The ceremony, which included an appearance from Germany's Chancellor, Olaf Scholz, marked the beginning of deliveries from Tesla's key European manufacturing hub -- which received conditional approval from authorities in the Berlin-Brandenburg region earlier this month -- that is ultimately slated to produce around 500,000 vehicles a year.
It will also ease capacity pressures on gigafactories in Freemont, California and Shanghai as Tesla, along with virtually every other carmaker in the world, grapples with labor and input cost increases alongside supply chain challenges and parts delays.

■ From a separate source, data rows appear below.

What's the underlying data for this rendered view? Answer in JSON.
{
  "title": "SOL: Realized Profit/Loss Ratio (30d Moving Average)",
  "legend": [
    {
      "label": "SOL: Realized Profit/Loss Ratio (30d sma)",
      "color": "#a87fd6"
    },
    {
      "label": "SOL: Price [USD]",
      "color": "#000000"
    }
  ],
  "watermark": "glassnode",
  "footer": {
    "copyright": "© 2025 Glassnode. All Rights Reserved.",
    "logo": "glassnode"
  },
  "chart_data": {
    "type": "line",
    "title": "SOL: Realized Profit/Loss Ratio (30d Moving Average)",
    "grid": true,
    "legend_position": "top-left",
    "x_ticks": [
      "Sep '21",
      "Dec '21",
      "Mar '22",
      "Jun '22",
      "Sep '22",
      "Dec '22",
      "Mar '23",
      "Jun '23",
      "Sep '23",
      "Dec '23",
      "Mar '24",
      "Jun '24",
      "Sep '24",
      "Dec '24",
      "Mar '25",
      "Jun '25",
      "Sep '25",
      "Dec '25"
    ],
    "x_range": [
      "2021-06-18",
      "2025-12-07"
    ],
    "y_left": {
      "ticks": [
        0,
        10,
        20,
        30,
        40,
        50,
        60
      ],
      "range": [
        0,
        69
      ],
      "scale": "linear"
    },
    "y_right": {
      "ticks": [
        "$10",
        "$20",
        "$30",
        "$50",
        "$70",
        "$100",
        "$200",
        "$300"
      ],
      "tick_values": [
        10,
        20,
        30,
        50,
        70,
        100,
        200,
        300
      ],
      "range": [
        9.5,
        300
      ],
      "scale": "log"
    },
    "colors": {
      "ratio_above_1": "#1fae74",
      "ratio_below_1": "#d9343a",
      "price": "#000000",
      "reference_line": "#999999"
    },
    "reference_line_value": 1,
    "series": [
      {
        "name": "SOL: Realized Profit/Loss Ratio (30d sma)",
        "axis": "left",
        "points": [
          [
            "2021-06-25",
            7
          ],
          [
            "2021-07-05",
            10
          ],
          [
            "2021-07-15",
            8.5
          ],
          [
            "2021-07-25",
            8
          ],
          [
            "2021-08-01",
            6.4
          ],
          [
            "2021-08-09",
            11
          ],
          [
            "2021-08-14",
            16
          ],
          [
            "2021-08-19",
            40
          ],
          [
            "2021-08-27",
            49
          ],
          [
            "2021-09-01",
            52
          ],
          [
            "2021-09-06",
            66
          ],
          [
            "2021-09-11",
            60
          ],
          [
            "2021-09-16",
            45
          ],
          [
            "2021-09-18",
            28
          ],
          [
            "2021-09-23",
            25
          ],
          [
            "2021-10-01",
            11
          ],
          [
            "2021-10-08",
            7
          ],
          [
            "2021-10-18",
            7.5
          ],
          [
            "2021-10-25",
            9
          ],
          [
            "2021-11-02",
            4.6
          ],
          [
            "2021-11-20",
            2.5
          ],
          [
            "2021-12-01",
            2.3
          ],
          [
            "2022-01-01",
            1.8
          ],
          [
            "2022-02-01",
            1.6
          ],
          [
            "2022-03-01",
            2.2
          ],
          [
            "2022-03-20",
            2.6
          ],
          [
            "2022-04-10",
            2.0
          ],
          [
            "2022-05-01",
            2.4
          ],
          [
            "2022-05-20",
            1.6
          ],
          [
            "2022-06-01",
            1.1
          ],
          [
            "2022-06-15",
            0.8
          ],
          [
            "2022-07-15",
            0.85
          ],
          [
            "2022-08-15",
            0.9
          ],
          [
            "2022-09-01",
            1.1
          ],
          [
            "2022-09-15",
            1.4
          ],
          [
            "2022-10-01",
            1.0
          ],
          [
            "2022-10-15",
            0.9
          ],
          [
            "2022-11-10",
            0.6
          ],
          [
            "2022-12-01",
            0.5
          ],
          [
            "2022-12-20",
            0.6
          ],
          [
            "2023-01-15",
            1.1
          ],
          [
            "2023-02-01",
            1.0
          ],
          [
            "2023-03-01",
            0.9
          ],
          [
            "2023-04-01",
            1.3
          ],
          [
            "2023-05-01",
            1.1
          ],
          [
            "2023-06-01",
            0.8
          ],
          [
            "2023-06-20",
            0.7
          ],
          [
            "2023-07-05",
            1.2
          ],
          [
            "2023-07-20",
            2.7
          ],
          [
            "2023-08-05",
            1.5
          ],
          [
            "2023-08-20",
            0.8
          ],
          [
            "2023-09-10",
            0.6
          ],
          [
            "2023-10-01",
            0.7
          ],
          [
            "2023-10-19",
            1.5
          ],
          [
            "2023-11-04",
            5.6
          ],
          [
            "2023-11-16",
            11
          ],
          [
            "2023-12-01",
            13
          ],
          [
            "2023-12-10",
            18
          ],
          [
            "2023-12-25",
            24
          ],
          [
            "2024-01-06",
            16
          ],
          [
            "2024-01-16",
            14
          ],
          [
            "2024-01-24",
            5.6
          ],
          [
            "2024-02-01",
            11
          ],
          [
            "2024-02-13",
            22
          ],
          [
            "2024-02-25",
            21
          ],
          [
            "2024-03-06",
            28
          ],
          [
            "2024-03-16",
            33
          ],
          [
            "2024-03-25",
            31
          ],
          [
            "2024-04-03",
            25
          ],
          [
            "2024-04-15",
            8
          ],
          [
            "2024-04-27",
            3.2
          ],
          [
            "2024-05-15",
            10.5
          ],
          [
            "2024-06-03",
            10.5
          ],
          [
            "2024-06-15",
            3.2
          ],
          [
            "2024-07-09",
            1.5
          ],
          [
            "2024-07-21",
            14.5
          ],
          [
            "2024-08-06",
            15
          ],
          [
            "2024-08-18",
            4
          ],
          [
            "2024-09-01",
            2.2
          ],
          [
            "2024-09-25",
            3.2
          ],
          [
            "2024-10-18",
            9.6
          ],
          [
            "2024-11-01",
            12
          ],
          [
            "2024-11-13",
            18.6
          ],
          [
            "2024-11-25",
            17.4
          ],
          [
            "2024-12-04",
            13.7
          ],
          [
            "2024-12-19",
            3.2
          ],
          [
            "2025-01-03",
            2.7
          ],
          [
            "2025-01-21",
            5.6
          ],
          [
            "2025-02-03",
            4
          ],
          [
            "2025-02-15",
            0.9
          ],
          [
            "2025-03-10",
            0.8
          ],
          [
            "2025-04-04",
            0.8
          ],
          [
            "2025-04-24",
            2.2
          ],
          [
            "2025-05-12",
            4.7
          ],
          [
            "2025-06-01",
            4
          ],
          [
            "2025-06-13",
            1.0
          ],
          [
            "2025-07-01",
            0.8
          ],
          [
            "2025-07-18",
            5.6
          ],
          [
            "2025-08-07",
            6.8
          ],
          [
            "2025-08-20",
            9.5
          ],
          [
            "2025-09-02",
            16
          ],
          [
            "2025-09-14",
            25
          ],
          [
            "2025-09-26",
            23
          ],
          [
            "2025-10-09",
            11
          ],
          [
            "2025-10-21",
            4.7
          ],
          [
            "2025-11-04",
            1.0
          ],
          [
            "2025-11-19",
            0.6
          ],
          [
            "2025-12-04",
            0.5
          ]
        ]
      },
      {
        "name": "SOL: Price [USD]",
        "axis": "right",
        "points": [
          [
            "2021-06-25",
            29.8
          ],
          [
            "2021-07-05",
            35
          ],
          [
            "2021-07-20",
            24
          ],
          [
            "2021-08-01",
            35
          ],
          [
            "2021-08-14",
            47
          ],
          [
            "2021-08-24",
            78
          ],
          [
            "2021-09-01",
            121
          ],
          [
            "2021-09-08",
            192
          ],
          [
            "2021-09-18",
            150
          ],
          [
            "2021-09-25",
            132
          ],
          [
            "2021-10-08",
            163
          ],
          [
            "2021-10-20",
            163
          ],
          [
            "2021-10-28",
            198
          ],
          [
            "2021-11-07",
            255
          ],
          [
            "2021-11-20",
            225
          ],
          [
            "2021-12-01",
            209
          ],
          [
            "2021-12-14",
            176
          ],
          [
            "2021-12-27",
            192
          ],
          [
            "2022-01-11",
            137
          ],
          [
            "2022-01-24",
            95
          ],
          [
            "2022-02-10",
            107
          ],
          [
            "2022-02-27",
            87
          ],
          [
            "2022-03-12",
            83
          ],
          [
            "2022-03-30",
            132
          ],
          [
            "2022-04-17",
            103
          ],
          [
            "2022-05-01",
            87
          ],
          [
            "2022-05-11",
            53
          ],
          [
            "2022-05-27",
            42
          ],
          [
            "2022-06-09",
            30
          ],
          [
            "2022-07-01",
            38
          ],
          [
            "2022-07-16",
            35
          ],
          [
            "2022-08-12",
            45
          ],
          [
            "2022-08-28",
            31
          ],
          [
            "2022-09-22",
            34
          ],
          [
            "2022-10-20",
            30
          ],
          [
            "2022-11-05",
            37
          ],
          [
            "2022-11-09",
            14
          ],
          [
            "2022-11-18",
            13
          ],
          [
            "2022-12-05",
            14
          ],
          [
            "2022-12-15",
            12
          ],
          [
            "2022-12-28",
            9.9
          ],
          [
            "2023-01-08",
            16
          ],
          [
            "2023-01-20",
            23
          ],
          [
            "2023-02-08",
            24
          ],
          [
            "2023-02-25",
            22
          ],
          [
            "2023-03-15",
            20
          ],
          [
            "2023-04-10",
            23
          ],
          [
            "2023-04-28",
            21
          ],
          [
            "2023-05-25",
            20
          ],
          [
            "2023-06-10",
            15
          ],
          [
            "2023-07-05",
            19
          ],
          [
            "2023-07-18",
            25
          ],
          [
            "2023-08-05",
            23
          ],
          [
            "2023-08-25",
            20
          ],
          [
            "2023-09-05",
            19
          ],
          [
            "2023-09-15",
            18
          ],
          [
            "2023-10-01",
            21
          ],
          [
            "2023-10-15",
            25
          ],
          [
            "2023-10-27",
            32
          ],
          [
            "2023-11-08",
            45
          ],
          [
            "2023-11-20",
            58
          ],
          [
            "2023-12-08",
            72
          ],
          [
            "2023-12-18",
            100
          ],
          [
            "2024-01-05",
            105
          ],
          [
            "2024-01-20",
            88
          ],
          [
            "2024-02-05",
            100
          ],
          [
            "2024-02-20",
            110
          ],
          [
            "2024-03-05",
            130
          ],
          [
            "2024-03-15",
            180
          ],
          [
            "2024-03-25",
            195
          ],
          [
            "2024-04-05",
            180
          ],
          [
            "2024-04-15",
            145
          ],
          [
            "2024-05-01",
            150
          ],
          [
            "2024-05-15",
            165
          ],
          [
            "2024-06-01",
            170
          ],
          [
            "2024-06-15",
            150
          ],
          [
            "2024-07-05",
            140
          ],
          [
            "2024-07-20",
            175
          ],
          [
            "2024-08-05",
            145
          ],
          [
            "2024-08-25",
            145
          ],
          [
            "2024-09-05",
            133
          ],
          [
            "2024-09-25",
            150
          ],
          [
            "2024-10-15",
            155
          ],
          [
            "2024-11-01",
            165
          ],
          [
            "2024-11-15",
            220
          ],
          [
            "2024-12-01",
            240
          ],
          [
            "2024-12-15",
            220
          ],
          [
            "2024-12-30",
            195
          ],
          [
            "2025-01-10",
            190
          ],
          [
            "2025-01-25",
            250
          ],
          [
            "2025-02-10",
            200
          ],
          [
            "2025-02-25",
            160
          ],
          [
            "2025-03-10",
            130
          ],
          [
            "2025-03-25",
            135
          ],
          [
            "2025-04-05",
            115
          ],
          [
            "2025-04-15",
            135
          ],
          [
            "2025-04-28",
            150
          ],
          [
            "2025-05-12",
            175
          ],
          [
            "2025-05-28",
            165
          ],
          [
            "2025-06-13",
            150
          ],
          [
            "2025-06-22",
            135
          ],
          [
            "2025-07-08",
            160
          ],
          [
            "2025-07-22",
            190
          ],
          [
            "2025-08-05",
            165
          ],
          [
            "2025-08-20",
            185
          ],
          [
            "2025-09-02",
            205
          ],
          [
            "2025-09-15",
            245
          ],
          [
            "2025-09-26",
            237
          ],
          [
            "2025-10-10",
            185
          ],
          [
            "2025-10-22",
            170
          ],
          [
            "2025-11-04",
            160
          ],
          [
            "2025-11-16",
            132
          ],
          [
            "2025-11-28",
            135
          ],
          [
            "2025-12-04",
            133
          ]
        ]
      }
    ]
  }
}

Elon Musk called it "a great day for the factory (and) another step in the direction of a sustainable future".
Tesla, in fact, shutdown production its Shanghai plant for two days last week amid a Covid outbreak in China's second-largest city that has closed schools and triggered regional travel restrictions.
"In 2021, 50% of all Teslas were produced at Giga Shanghai, and it has become the international export hub," said Canaccord Genuity analyst Jed Dorsheimer, who carried a 'buy' rating with a $1,200 price target on Tesla stock. "The opening of Giga Berlin is a critical step for Tesla to localize supply chains and production in Europe, and given the increased geopolitical tension focused on Russia and China, this plant de-risks Tesla’s heavy China dependence."
Tesla shares were marked 8.1% higher in late afternoon trading Tuesday trading to change hands at $996.55 each, a move that would extend the stock's win streak to a sixth consecutive session, the longest since last November.
Tesla cautioned earlier this year that supply-chain disruptions have held back production capacity and will impact the pace of near-term output, a warning that took some of the gloss from a record fourth quarter, which saw revenues rise 65% from last year to an-all time high of $17.72 billion.
Earlier this month, in fact, raised prices on its best-selling models in the U.S. and China for the second time in a week amid what Musk called "significant recent inflation pressure in raw materials & logistics” as a result of the recent ramp in global commodity prices, which he linked to the ongoing war between Russia and Ukraine.
Raw materials prices, as well as labor costs linked to Tesla's overall production cycles, have risen steadily over the past year, while Nickel prices -- a crucial component in EV battery making which briefly topped a record high $100,000 per ton on the London Metals Exchange in early March -- closing Tuesday at around $27,000 per ton.
"The pace of growth in 2022 will, again, be determined by supply chain and logistics, which is quite difficult for us to forecast," CFO Zach Kirkhorn told investors on a conference call in late January. "Despite these constraints, it's important to begin the ramp of Austin and Berlin to ensure that we are prepared once limitations ease, enabling us to increase total output more quickly in the future."